In short: the * triggers an explicit deref, which can be overloaded via ops::Deref.
More Detail
Look at this code:
let s = "hi".to_string(); // : String
let a = &s;
What’s the type of a? It’s simply &String! This shouldn’t be very surprising, since we take the reference of a String. Ok, but what about this?
let s = "hi".to_string(); // : String
let b = &*s; // equivalent to `&(*s)`
What’s the type of b? It’s &str! Wow, what happened?

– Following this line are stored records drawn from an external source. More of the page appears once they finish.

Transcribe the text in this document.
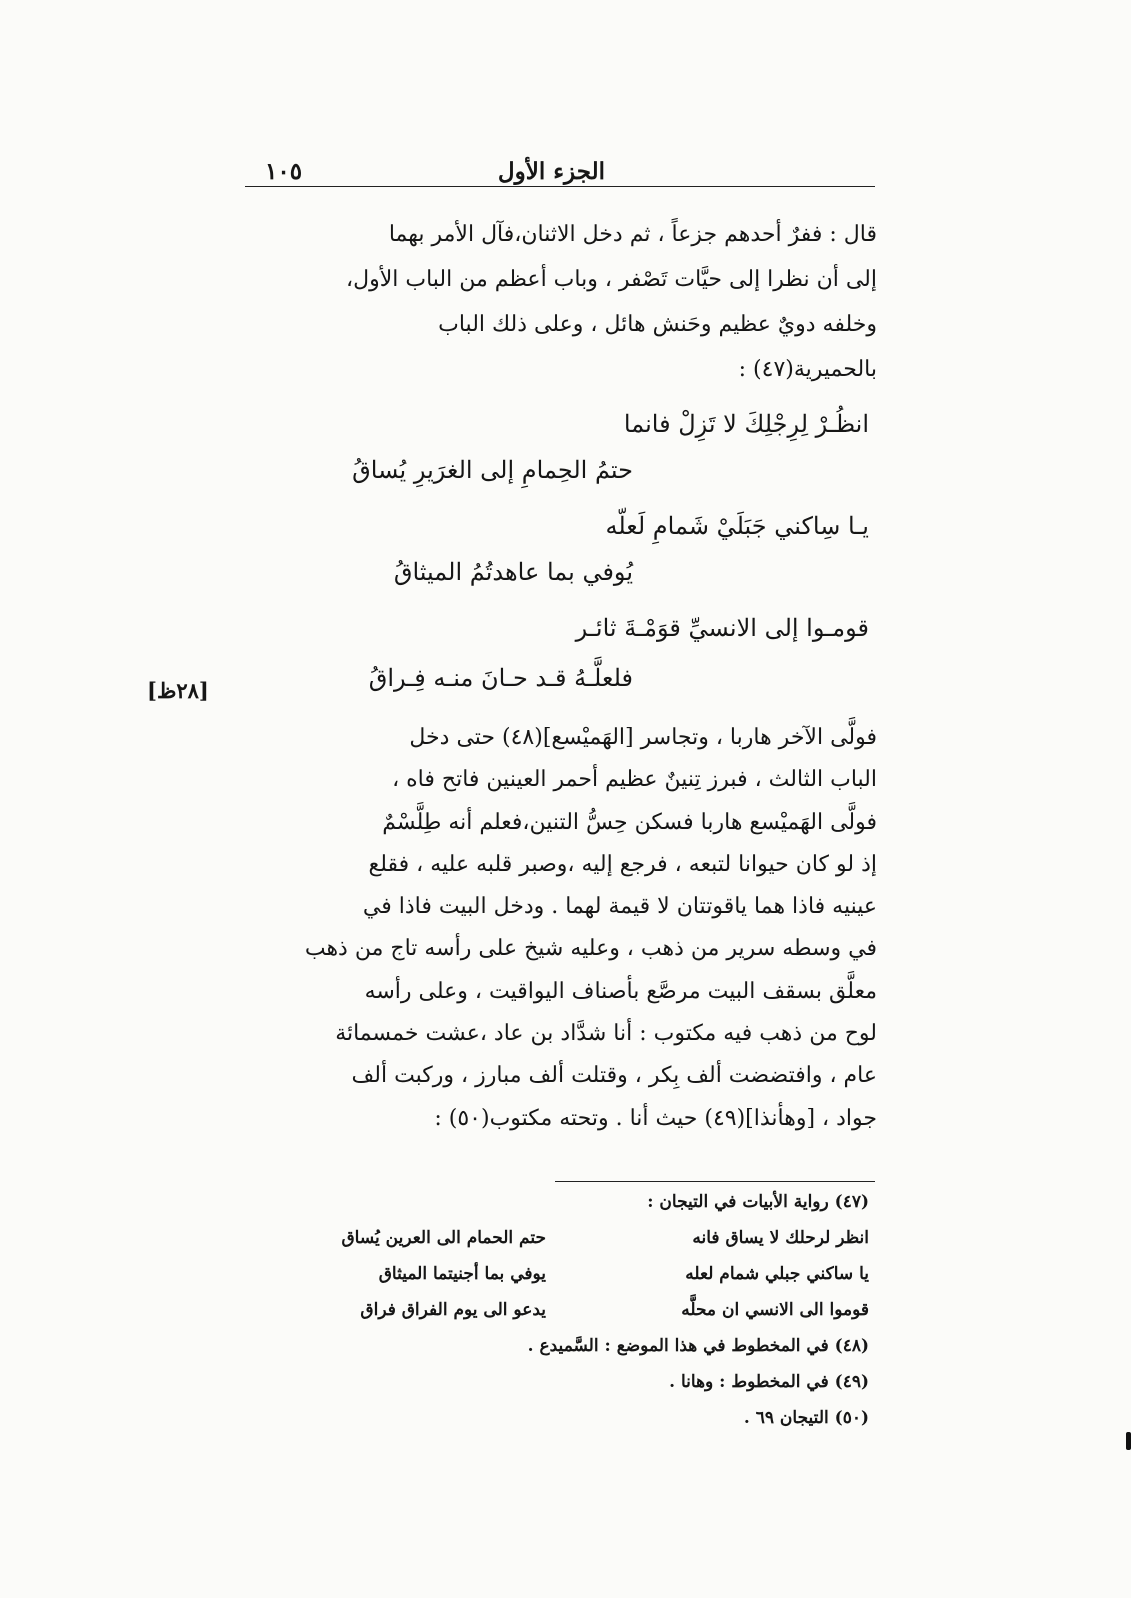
الجزء الأول
١٠٥

قال : ففرٌ أحدهم جزعاً ، ثم دخل الاثنان،فآل الأمر بهما

إلى أن نظرا إلى حيَّات تَصْفر ، وباب أعظم من الباب الأول،

وخلفه دويٌ عظيم وحَنش هائل ، وعلى ذلك الباب

بالحميرية(٤٧) :

انظُـرْ لِرِجْلِكَ لا تَزِلْ فانما
حتمُ الحِمامِ إلى الغرَيرِ يُساقُ
يـا سِاكني جَبَلَيْ شَمامِ لَعلّه
يُوفي بما عاهدتُمُ الميثاقُ
قومـوا إلى الانسيِّ قوَمْـةَ ثائـر
فلعلَّـهُ قـد حـانَ منـه فِـراقُ
[٢٨ظ]
فولَّى الآخر هاربا ، وتجاسر [الهَميْسع](٤٨) حتى دخل
الباب الثالث ، فبرز تِنينٌ عظيم أحمر العينين فاتح فاه ،
فولَّى الهَميْسع هاربا فسكن حِسُّ التنين،فعلم أنه طِلَّسْمٌ
إذ لو كان حيوانا لتبعه ، فرجع إليه ،وصبر قلبه عليه ، فقلع
عينيه فاذا هما ياقوتتان لا قيمة لهما . ودخل البيت فاذا في
في وسطه سرير من ذهب ، وعليه شيخ على رأسه تاج من ذهب
معلَّق بسقف البيت مرصَّع بأصناف اليواقيت ، وعلى رأسه
لوح من ذهب فيه مكتوب : أنا شدَّاد بن عاد ،عشت خمسمائة
عام ، وافتضضت ألف بِكر ، وقتلت ألف مبارز ، وركبت ألف
جواد ، [وهأنذا](٤٩) حيث أنا . وتحته مكتوب(٥٠) :
(٤٧) رواية الأبيات في التيجان :
انظر لرحلك لا يساق فانه
حتم الحمام الى العرين يُساق
يا ساكني جبلي شمام لعله
يوفي بما أجنيتما الميثاق
قوموا الى الانسي ان محلَّه
يدعو الى يوم الفراق فراق
(٤٨) في المخطوط في هذا الموضع : السَّميدع .
(٤٩) في المخطوط : وهانا .
(٥٠) التيجان ٦٩ .
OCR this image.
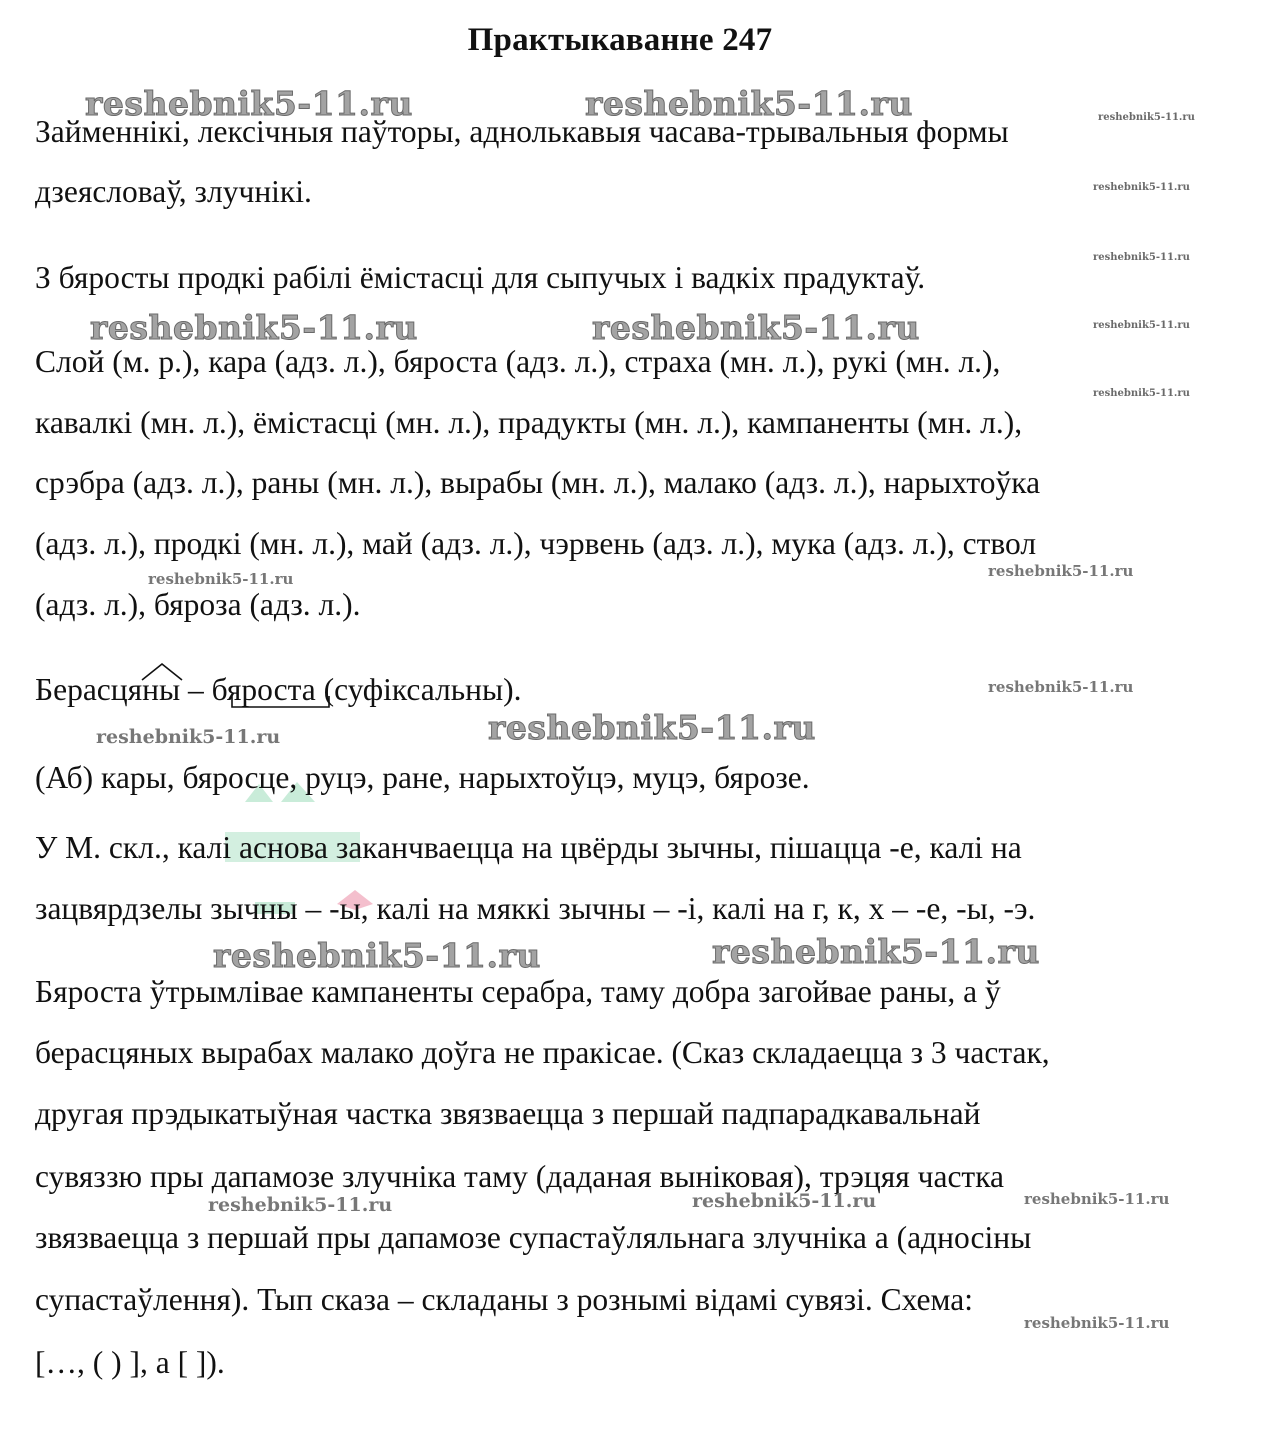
Практыкаванне 247
Займеннікі, лексічныя паўторы, аднолькавыя часава-трывальныя формы
дзеясловаў, злучнікі.
З бяросты продкі рабілі ёмістасці для сыпучых і вадкіх прадуктаў.
Слой (м. р.), кара (адз. л.), бяроста (адз. л.), страха (мн. л.), рукі (мн. л.),
кавалкі (мн. л.), ёмістасці (мн. л.), прадукты (мн. л.), кампаненты (мн. л.),
срэбра (адз. л.), раны (мн. л.), вырабы (мн. л.), малако (адз. л.), нарыхтоўка
(адз. л.), продкі (мн. л.), май (адз. л.), чэрвень (адз. л.), мука (адз. л.), ствол
(адз. л.), бяроза (адз. л.).
Берасцяны – бяроста (суфіксальны).
(Аб) кары, бяросце, руцэ, ране, нарыхтоўцэ, муцэ, бярозе.
У М. скл., калі аснова заканчваецца на цвёрды зычны, пішацца -е, калі на
зацвярдзелы зычны – -ы, калі на мяккі зычны – -і, калі на г, к, х – -е, -ы, -э.
Бяроста ўтрымлівае кампаненты серабра, таму добра загойвае раны, а ў
берасцяных вырабах малако доўга не пракісае. (Сказ складаецца з 3 частак,
другая прэдыкатыўная частка звязваецца з першай падпарадкавальнай
сувяззю пры дапамозе злучніка таму (даданая выніковая), трэцяя частка
звязваецца з першай пры дапамозе супастаўляльнага злучніка а (адносіны
супастаўлення). Тып сказа – складаны з рознымі відамі сувязі. Схема:
[…, ( ) ], а [ ]).
reshebnik5-11.ru	reshebnik5-11.ru
reshebnik5-11.ru	reshebnik5-11.ru
reshebnik5-11.ru
reshebnik5-11.ru	reshebnik5-11.ru
reshebnik5-11.ru
reshebnik5-11.ru
reshebnik5-11.ru
reshebnik5-11.ru
reshebnik5-11.ru	reshebnik5-11.ru	reshebnik5-11.ru
reshebnik5-11.ru
reshebnik5-11.ru
reshebnik5-11.ru
reshebnik5-11.ru
reshebnik5-11.ru
reshebnik5-11.ru
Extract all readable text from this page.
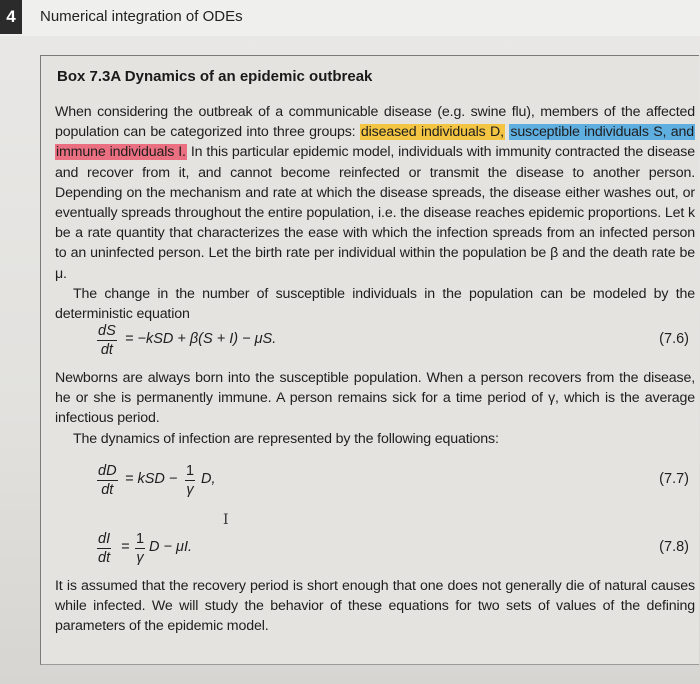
4	Numerical integration of ODEs
Box 7.3A Dynamics of an epidemic outbreak

When considering the outbreak of a communicable disease (e.g. swine flu), members of the affected population can be categorized into three groups: diseased individuals D, susceptible individuals S, and immune individuals I. In this particular epidemic model, individuals with immunity contracted the disease and recover from it, and cannot become reinfected or transmit the disease to another person. Depending on the mechanism and rate at which the disease spreads, the disease either washes out, or eventually spreads throughout the entire population, i.e. the disease reaches epidemic proportions. Let k be a rate quantity that characterizes the ease with which the infection spreads from an infected person to an uninfected person. Let the birth rate per individual within the population be β and the death rate be μ.

The change in the number of susceptible individuals in the population can be modeled by the deterministic equation

$\frac{dS}{dt} = -kSD + \beta(S + I) - \mu S$.	(7.6)

Newborns are always born into the susceptible population. When a person recovers from the disease, he or she is permanently immune. A person remains sick for a time period of γ, which is the average infectious period.

The dynamics of infection are represented by the following equations:

$\frac{dD}{dt}$ = kSD − $\frac{1}{\gamma} D$,	(7.7)
I
$\frac{dI}{dt} = \frac{1}{\gamma}$ D − μI.	(7.8)

It is assumed that the recovery period is short enough that one does not generally die of natural causes while infected. We will study the behavior of these equations for two sets of values of the defining parameters of the epidemic model.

Note that *s is executed first. As most operators, the dereference operator * is also overloadable and the usage of the operator can be considered syntax sugar for *std::ops::Deref::deref(&s) (note that we recursively dereferencing here!). String does overload this operator:
impl Deref for String {
type Target = str;
fn deref(&self) -> &str { ... }
}
So, *s is actually *std::ops::Deref::deref(&s), in which the deref() function has the return type &str which is then dereferenced again. Thus, *s has the type str (note the lack of &).
Since str is unsized and not very handy on its own, we’d like to have a reference to it instead, namely &str. We can do this by adding a & in front of the expression! Tada, now we reached the type &str!
&*s is rather the manual and explicit form. Often, the Deref-overload is used via automatic deref coercion. When the target type is fixed, the compiler will deref for you:
fn takes_string_slice(_: &str) {}
let s = "hi".to_string(); // : String
takes_string_slice(&s); // this works!